The pattern wasn't much different when he managed the Rockies, I've been told. The veterans in the Colorado clubhouse loved him at first, started to figure out how to take advantage of his good nature and eventually ran him out.

Maybe Hurdle, a cerebral sort, has learned. Maybe he's found a new volume, a new temperament. Sure looks like it from this view.

I've heard from players that Hurdle has been more assertive from the first day of spring training this year, even as he's become more available to Burnett and other clubhouse leaders to hear their concerns. He's communicated what he wants in clear terms, and those terms are resonating. It's not uncommon now to hear players cite Hurdle-isms the same way the Steelers long have repeated Tomlin-isms, as if gospel.

Last summer, most of what you heard from players was second-guessing.
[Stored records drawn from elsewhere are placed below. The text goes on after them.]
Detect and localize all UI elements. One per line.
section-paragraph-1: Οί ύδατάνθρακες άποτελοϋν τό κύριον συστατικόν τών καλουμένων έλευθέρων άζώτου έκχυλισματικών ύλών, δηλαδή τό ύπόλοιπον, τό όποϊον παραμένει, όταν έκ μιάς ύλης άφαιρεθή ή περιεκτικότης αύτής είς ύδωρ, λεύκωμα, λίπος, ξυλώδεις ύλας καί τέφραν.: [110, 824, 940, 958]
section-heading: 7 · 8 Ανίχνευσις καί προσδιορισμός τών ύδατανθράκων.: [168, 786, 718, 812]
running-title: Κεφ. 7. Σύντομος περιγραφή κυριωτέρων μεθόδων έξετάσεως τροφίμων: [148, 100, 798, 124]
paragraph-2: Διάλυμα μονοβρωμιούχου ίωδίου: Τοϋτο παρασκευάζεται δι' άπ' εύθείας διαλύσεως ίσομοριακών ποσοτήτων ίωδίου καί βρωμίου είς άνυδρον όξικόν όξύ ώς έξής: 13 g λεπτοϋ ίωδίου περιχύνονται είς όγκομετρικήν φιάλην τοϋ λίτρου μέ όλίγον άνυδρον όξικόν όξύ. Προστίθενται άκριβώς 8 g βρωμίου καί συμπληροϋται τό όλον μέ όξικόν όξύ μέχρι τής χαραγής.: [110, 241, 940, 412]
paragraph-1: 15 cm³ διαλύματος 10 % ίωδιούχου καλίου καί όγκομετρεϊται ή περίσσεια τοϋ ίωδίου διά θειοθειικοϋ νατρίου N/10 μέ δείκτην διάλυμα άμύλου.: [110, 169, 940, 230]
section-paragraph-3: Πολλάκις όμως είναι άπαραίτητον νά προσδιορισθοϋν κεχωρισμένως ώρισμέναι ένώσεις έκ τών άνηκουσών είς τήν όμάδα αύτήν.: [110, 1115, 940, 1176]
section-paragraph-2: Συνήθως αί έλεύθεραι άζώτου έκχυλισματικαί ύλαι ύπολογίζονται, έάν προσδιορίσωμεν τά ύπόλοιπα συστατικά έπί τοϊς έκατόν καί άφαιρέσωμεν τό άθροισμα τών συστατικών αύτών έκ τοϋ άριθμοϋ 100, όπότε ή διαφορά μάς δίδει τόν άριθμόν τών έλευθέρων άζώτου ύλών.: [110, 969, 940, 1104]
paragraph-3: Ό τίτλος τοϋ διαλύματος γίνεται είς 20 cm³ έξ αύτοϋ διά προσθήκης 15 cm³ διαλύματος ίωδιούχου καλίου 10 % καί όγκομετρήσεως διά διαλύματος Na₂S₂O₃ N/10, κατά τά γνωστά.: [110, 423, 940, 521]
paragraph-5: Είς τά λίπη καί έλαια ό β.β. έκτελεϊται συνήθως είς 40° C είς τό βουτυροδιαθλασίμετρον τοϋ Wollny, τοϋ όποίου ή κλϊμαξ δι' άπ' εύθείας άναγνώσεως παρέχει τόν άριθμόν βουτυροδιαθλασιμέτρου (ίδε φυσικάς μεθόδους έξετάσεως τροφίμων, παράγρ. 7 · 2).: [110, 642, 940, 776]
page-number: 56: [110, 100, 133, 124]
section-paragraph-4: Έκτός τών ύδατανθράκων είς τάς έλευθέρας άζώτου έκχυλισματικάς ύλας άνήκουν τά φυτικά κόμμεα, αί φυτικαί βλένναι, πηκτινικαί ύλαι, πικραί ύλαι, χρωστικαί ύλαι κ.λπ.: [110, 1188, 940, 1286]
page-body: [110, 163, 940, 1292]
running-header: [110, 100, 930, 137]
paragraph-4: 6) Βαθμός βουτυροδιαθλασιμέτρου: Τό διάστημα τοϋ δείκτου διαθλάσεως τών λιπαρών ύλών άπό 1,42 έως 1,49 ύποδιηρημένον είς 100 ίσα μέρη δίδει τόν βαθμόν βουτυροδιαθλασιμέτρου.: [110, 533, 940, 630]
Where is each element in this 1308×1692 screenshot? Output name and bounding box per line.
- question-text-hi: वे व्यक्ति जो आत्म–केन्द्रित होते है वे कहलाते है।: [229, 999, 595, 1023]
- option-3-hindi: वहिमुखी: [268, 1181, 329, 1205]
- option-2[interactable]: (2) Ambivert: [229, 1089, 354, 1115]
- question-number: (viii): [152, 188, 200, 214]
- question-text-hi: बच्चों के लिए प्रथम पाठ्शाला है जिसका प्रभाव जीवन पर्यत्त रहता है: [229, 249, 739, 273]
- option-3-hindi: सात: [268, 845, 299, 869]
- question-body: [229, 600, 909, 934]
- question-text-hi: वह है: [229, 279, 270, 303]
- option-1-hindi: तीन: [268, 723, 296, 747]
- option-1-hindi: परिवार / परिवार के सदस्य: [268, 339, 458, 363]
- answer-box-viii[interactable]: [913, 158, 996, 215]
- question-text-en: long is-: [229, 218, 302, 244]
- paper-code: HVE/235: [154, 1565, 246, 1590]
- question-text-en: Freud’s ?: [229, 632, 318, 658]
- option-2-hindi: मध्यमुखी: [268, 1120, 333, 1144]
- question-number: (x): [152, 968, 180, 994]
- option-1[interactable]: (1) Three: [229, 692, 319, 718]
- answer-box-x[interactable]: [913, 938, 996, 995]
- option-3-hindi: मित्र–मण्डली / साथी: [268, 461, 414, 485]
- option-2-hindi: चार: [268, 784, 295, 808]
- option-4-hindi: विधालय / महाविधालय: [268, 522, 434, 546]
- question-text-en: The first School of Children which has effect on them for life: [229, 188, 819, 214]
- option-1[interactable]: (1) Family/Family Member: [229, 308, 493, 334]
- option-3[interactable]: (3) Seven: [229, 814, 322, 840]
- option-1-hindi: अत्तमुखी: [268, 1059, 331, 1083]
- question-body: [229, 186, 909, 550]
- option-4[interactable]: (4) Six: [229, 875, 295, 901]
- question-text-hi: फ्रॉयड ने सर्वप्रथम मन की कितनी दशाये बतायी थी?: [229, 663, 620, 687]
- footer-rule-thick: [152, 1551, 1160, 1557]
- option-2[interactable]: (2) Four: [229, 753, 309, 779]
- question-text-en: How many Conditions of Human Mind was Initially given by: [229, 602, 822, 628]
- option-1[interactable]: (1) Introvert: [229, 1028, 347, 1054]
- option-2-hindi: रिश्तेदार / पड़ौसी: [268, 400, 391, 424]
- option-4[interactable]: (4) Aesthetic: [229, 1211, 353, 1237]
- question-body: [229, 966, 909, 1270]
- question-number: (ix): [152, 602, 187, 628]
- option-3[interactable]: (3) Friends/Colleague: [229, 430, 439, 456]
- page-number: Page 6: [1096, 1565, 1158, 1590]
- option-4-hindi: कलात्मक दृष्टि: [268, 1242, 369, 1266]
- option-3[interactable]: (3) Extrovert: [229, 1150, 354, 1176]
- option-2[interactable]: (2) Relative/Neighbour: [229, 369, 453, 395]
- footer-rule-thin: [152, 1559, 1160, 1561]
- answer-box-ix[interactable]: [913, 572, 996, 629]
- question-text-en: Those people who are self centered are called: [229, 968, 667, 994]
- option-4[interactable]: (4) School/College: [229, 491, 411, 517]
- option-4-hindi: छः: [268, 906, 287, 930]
It's one of many reasons, and an underappreciated one, that the Pirates have made it through their first 100 games with 60 wins and show no signs of decline. Everyone will complain about a manager's moves, no matter how minute, but it's the bigger scope that counts. It's having players buy what you're selling. It's having them believe.

It's having them shrug off a losing streak and the loss of their All-Star closer to take three of four here while nearly pulling off a sweep before Bryce Harper's dagger of a walkoff home run in the ninth.

Still have questions about whether this team is mentally tough enough?

Take it up with the purple-faced gentleman at the top step.